真珠は、しめ縄にする為か荒縄を手にして「井戸なんて埋めちまえ」と吐き捨てる。


ただ一人、紅玉だけが──井戸の縁に指をかけ、じっと水面を覗き込んでいた。


 「主さん。あれ、歌ってる」


 紅玉の声は真剣だった。

 声真似が上手な鸚哥の妖――翡翠でさえ、眉をひそめるほどの澄んだ響き。


 

 それが、私の声にそっくりだった。

 


---


 声がかすれる。喉に痛みがある。

 大したことはない、と言いかけたが、それを聞いた紅玉が、はっきりと口にした。


 「声、喰われかけてる」


 “声を喰うもの”は、形も名もない。声だけの存在。

この個体は長く飢えていて──どうやら、私の声を気に入ったらしい。


 元来定住せず流れの妖らしいが、先述通り飢えて古井戸に棲みついてしまったようだ。


 紅玉は祓うと言った。


「主さんの声、真似しないで……不快……」


---


 井戸の前で、紅玉が一人、祓いの詞を唱えていた。

 風もないのに、赤い髪が波打ち、白い裾スカートが揺れる。


 井戸の底から、合唱のような詠(うた)が響く。

 その中に、確かに私の声があった。

 私が昔口にした言葉。独り言。呼びかけ。すべてを、あの声は覚えていた。


 「私、二度同じこと言うの大嫌い……主さんの声を真似しないでって言ったよね?」


ひびき絶えし うつし世に

まことのことば わが声ぞ

たが名騙る まがまがし声

水に沈めよ しろき虚ろよ

返れ返れ 音なき底へ

静まれ 静まれ

祓へ 祓へ 祓へとぞ


 紅玉の声が重なった瞬間、詠が崩れ、井戸の水面が静かになった。


---

 

 井戸は翡翠の手で清められ、真珠がしめ縄を張り空気用の竹筒を井戸に刺し蓋をしてしまった。

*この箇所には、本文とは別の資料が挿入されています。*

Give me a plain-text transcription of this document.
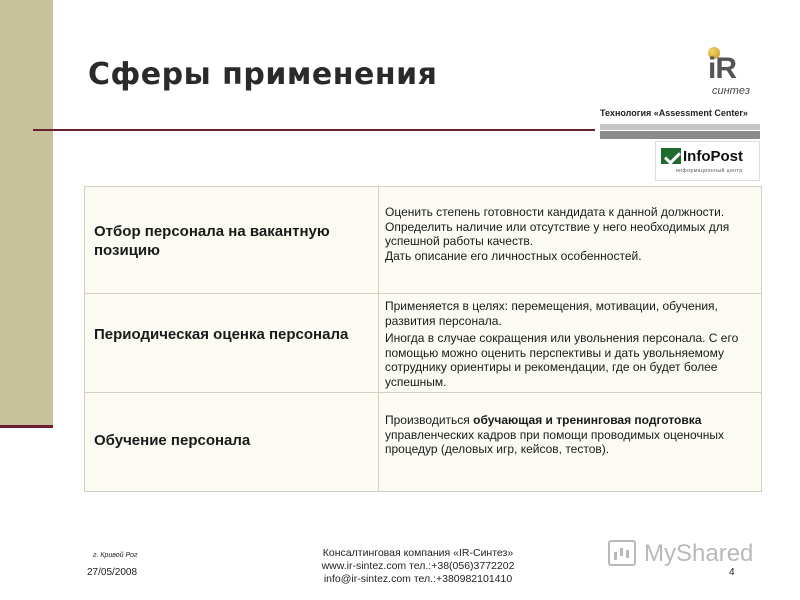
Сферы применения	iR
синтез
Технология «Assessment Center»
InfoPost
информационный центр
Отбор персонала на вакантную позицию

Оценить степень готовности кандидата к данной должности.

Определить наличие или отсутствие у него необходимых для успешной работы качеств.

Дать описание его личностных особенностей.

Периодическая оценка персонала

Применяется в целях: перемещения, мотивации, обучения, развития персонала.

Иногда в случае сокращения или увольнения персонала. С его помощью можно оценить перспективы и дать увольняемому сотруднику ориентиры и рекомендации, где он будет более успешным.

Обучение персонала

Производиться обучающая и тренинговая подготовка управленческих кадров при помощи проводимых оценочных процедур (деловых игр, кейсов, тестов).

г. Кривой Рог
27/05/2008
Консалтинговая компания «IR-Синтез»
www.ir-sintez.com тел.:+38(056)3772202
info@ir-sintez.com тел.:+380982101410
4
MyShared
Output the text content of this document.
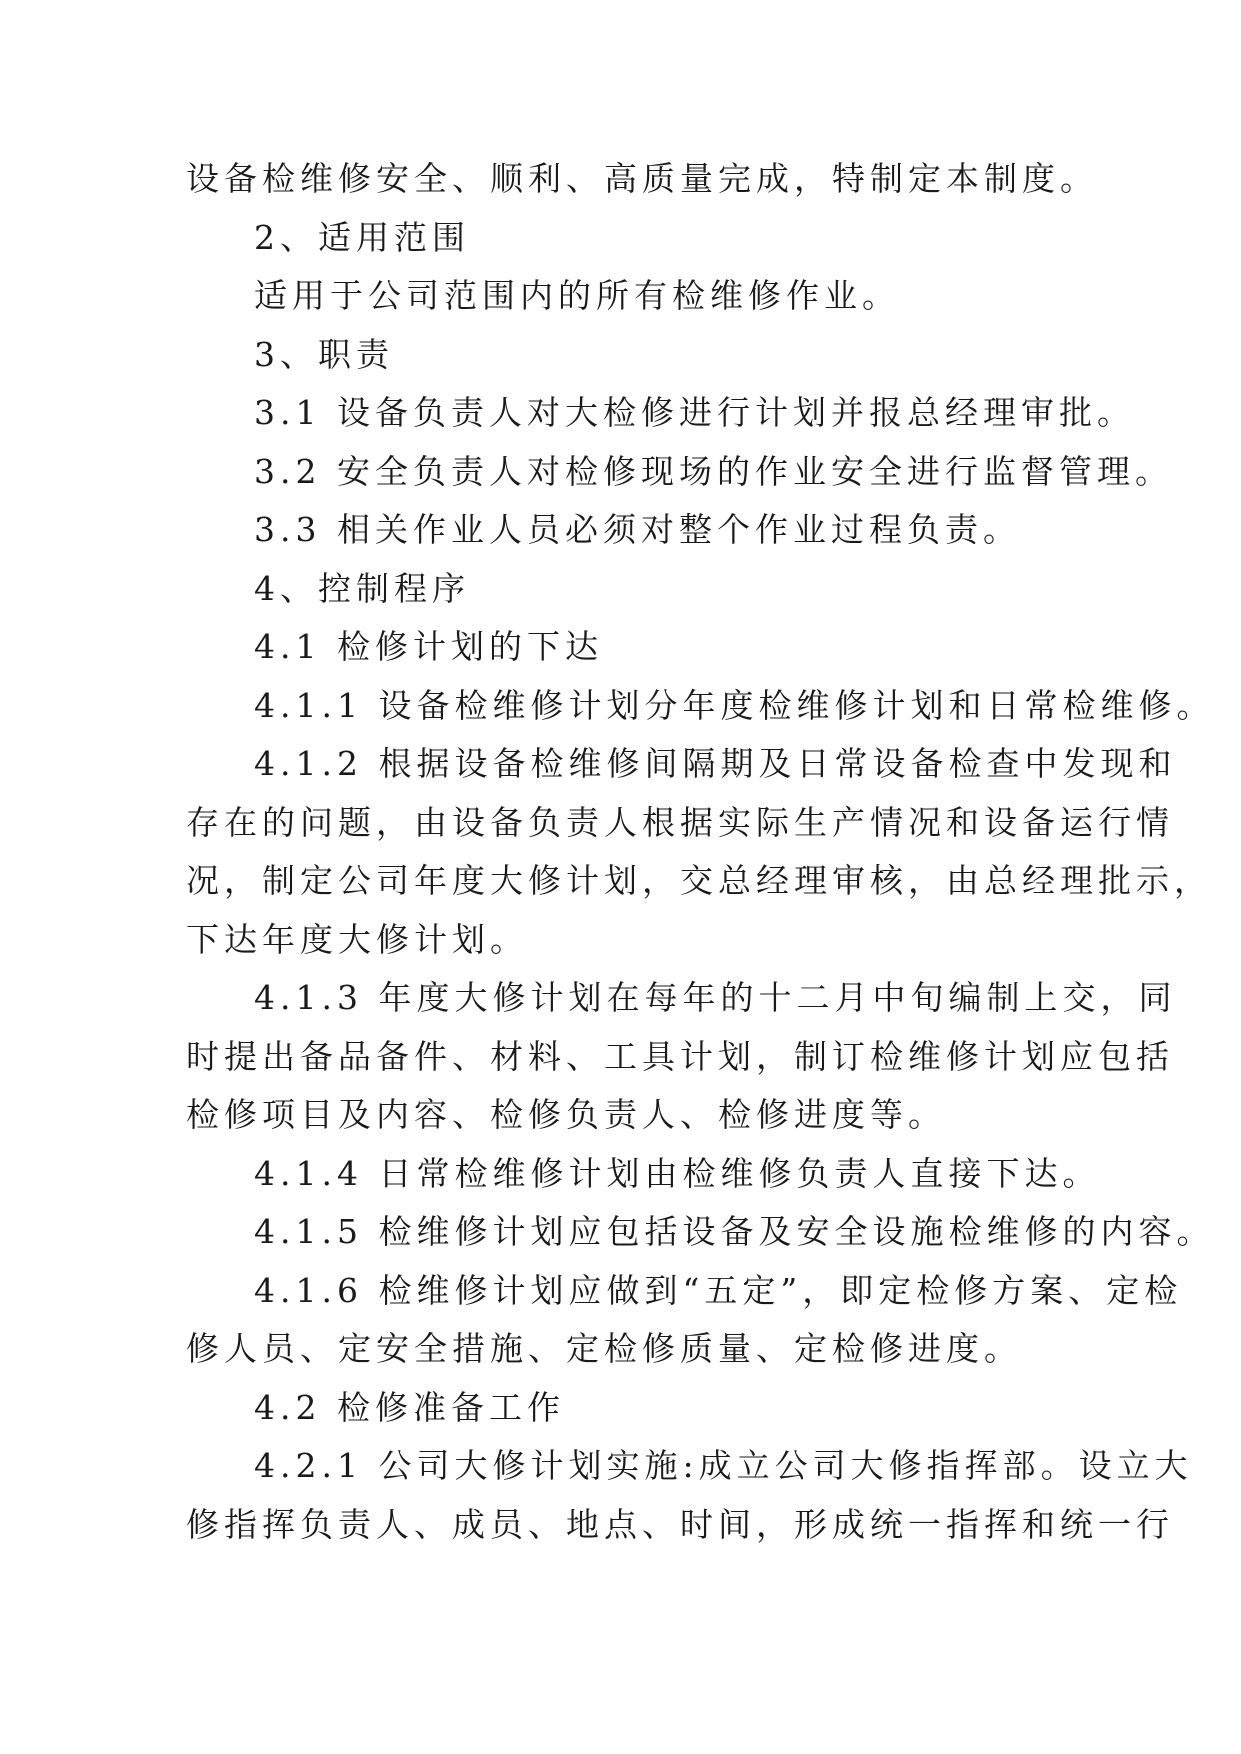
设备检维修安全、顺利、高质量完成，特制定本制度。
2、适用范围
适用于公司范围内的所有检维修作业。
3、职责
3.1 设备负责人对大检修进行计划并报总经理审批。
3.2 安全负责人对检修现场的作业安全进行监督管理。
3.3 相关作业人员必须对整个作业过程负责。
4、控制程序
4.1 检修计划的下达
4.1.1 设备检维修计划分年度检维修计划和日常检维修。
4.1.2 根据设备检维修间隔期及日常设备检查中发现和
存在的问题，由设备负责人根据实际生产情况和设备运行情
况，制定公司年度大修计划，交总经理审核，由总经理批示，
下达年度大修计划。
4.1.3 年度大修计划在每年的十二月中旬编制上交，同
时提出备品备件、材料、工具计划，制订检维修计划应包括
检修项目及内容、检修负责人、检修进度等。
4.1.4 日常检维修计划由检维修负责人直接下达。
4.1.5 检维修计划应包括设备及安全设施检维修的内容。
4.1.6 检维修计划应做到“五定”，即定检修方案、定检
修人员、定安全措施、定检修质量、定检修进度。
4.2 检修准备工作
4.2.1 公司大修计划实施:成立公司大修指挥部。设立大
修指挥负责人、成员、地点、时间，形成统一指挥和统一行
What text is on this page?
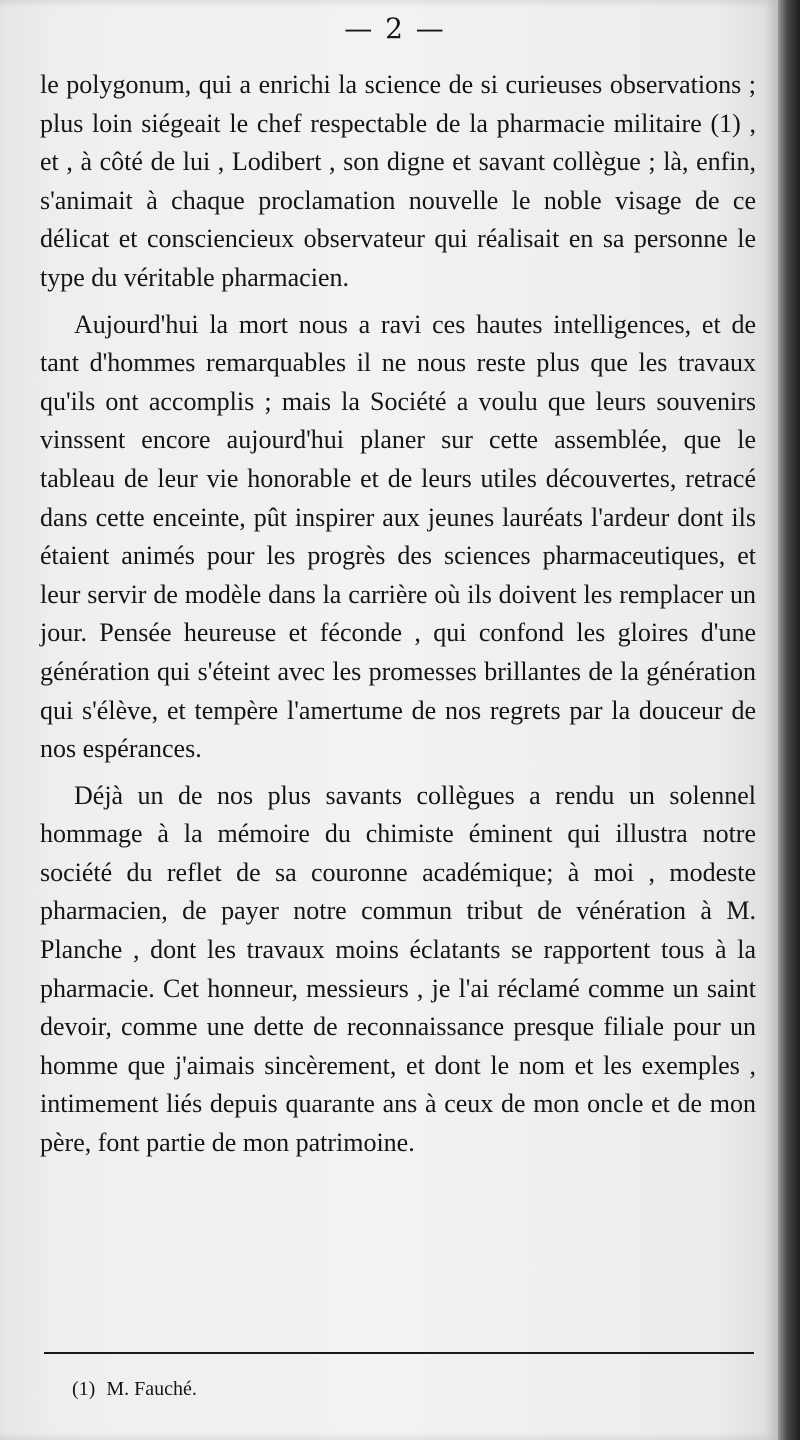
— 2 —

le polygonum, qui a enrichi la science de si curieuses observations ; plus loin siégeait le chef respectable de la pharmacie militaire (1) , et , à côté de lui , Lodibert , son digne et savant collègue ; là, enfin, s'animait à chaque proclamation nouvelle le noble visage de ce délicat et consciencieux observateur qui réalisait en sa personne le type du véritable pharmacien.

Aujourd'hui la mort nous a ravi ces hautes intelligences, et de tant d'hommes remarquables il ne nous reste plus que les travaux qu'ils ont accomplis ; mais la Société a voulu que leurs souvenirs vinssent encore aujourd'hui planer sur cette assemblée, que le tableau de leur vie honorable et de leurs utiles découvertes, retracé dans cette enceinte, pût inspirer aux jeunes lauréats l'ardeur dont ils étaient animés pour les progrès des sciences pharmaceutiques, et leur servir de modèle dans la carrière où ils doivent les remplacer un jour. Pensée heureuse et féconde , qui confond les gloires d'une génération qui s'éteint avec les promesses brillantes de la génération qui s'élève, et tempère l'amertume de nos regrets par la douceur de nos espérances.

Déjà un de nos plus savants collègues a rendu un solennel hommage à la mémoire du chimiste éminent qui illustra notre société du reflet de sa couronne académique; à moi , modeste pharmacien, de payer notre commun tribut de vénération à M. Planche , dont les travaux moins éclatants se rapportent tous à la pharmacie. Cet honneur, messieurs , je l'ai réclamé comme un saint devoir, comme une dette de reconnaissance presque filiale pour un homme que j'aimais sincèrement, et dont le nom et les exemples , intimement liés depuis quarante ans à ceux de mon oncle et de mon père, font partie de mon patrimoine.

(1) M. Fauché.
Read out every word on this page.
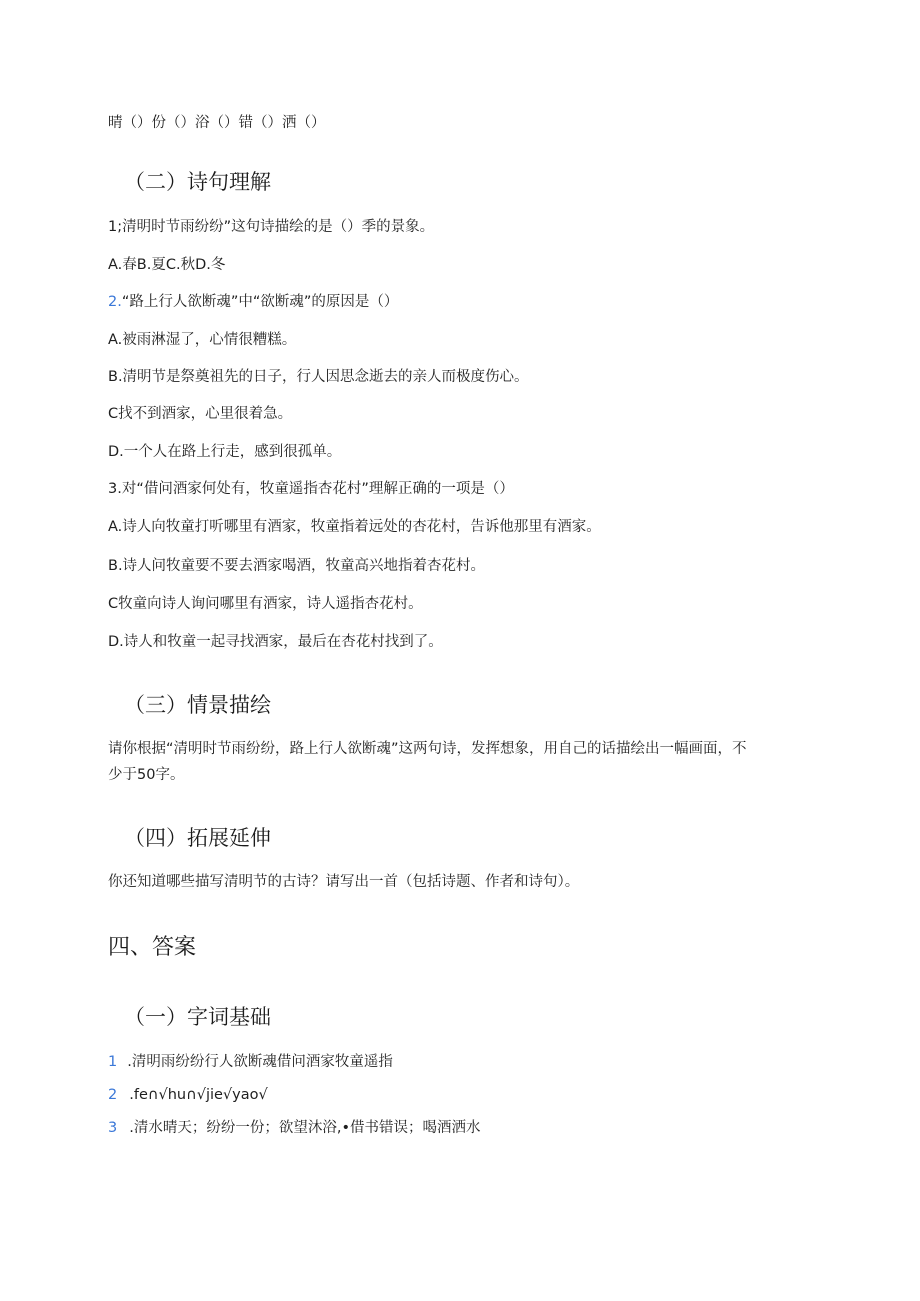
晴（）份（）浴（）错（）洒（）
（二）诗句理解
1;清明时节雨纷纷”这句诗描绘的是（）季的景象。
A.春B.夏C.秋D.冬
2.“路上行人欲断魂”中“欲断魂”的原因是（）
A.被雨淋湿了，心情很糟糕。
B.清明节是祭奠祖先的日子，行人因思念逝去的亲人而极度伤心。
C找不到酒家，心里很着急。
D.一个人在路上行走，感到很孤单。
3.对“借问酒家何处有，牧童遥指杏花村”理解正确的一项是（）
A.诗人向牧童打听哪里有酒家，牧童指着远处的杏花村，告诉他那里有酒家。
B.诗人问牧童要不要去酒家喝酒，牧童高兴地指着杏花村。
C牧童向诗人询问哪里有酒家，诗人遥指杏花村。
D.诗人和牧童一起寻找酒家，最后在杏花村找到了。
（三）情景描绘
请你根据“清明时节雨纷纷，路上行人欲断魂”这两句诗，发挥想象，用自己的话描绘出一幅画面，不
少于50字。
（四）拓展延伸
你还知道哪些描写清明节的古诗？请写出一首（包括诗题、作者和诗句）。
四、答案
（一）字词基础
1 .清明雨纷纷行人欲断魂借问酒家牧童遥指
2 .fe∩√hu∩√jie√yao√
3 .清水晴天；纷纷一份；欲望沐浴,•借书错误；喝酒洒水
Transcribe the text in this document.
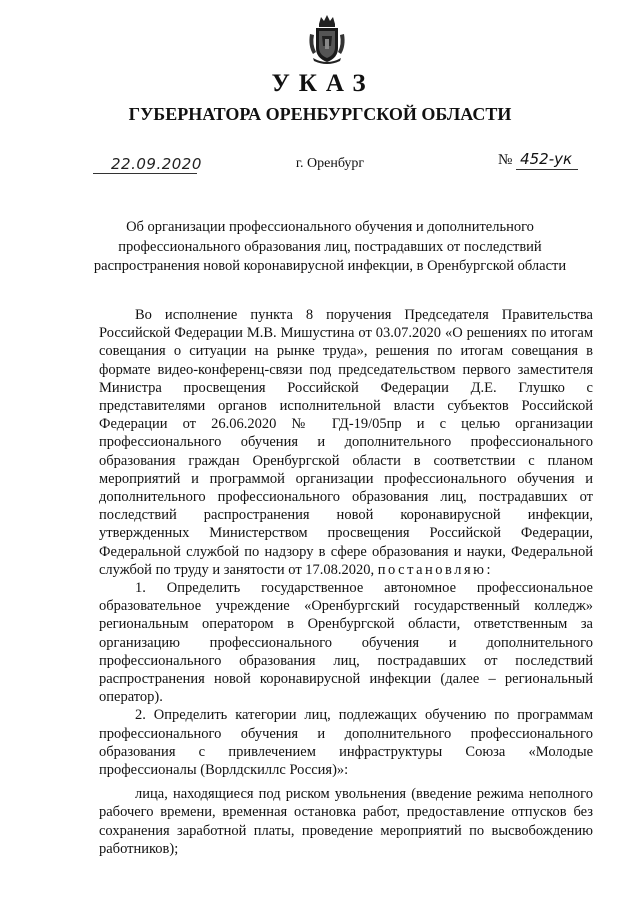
УКАЗ
ГУБЕРНАТОРА ОРЕНБУРГСКОЙ ОБЛАСТИ
22.09.2020	г. Оренбург	№ 452-ук
Об организации профессионального обучения и дополнительного профессионального образования лиц, пострадавших от последствий распространения новой коронавирусной инфекции, в Оренбургской области

Во исполнение пункта 8 поручения Председателя Правительства Российской Федерации М.В. Мишустина от 03.07.2020 «О решениях по итогам совещания о ситуации на рынке труда», решения по итогам совещания в формате видео-конференц-связи под председательством первого заместителя Министра просвещения Российской Федерации Д.Е. Глушко с представителями органов исполнительной власти субъектов Российской Федерации от 26.06.2020 № ГД-19/05пр и с целью организации профессионального обучения и дополнительного профессионального образования граждан Оренбургской области в соответствии с планом мероприятий и программой организации профессионального обучения и дополнительного профессионального образования лиц, пострадавших от последствий распространения новой коронавирусной инфекции, утвержденных Министерством просвещения Российской Федерации, Федеральной службой по надзору в сфере образования и науки, Федеральной службой по труду и занятости от 17.08.2020, постановляю:

1. Определить государственное автономное профессиональное образовательное учреждение «Оренбургский государственный колледж» региональным оператором в Оренбургской области, ответственным за организацию профессионального обучения и дополнительного профессионального образования лиц, пострадавших от последствий распространения новой коронавирусной инфекции (далее – региональный оператор).

2. Определить категории лиц, подлежащих обучению по программам профессионального обучения и дополнительного профессионального образования с привлечением инфраструктуры Союза «Молодые профессионалы (Ворлдскиллс Россия)»:

лица, находящиеся под риском увольнения (введение режима неполного рабочего времени, временная остановка работ, предоставление отпусков без сохранения заработной платы, проведение мероприятий по высвобождению работников);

「……二度と主の声に触れるなよ。……紅玉は怖いぞ……」

 

 と、真珠は井戸に向かって低く呟いた。


 ――喉の奥に、ひとすじの透明な糸が戻ってくるような、そんな感覚があった。声は戻ってきた。


「主さん、これからも優しい声で私の名前。呼んでね?」

 

 そう言って、静かに笑った。

 その笑みは、本当に綺麗で──

 今まででいちばん、穏やかで少しだけ大人びていた。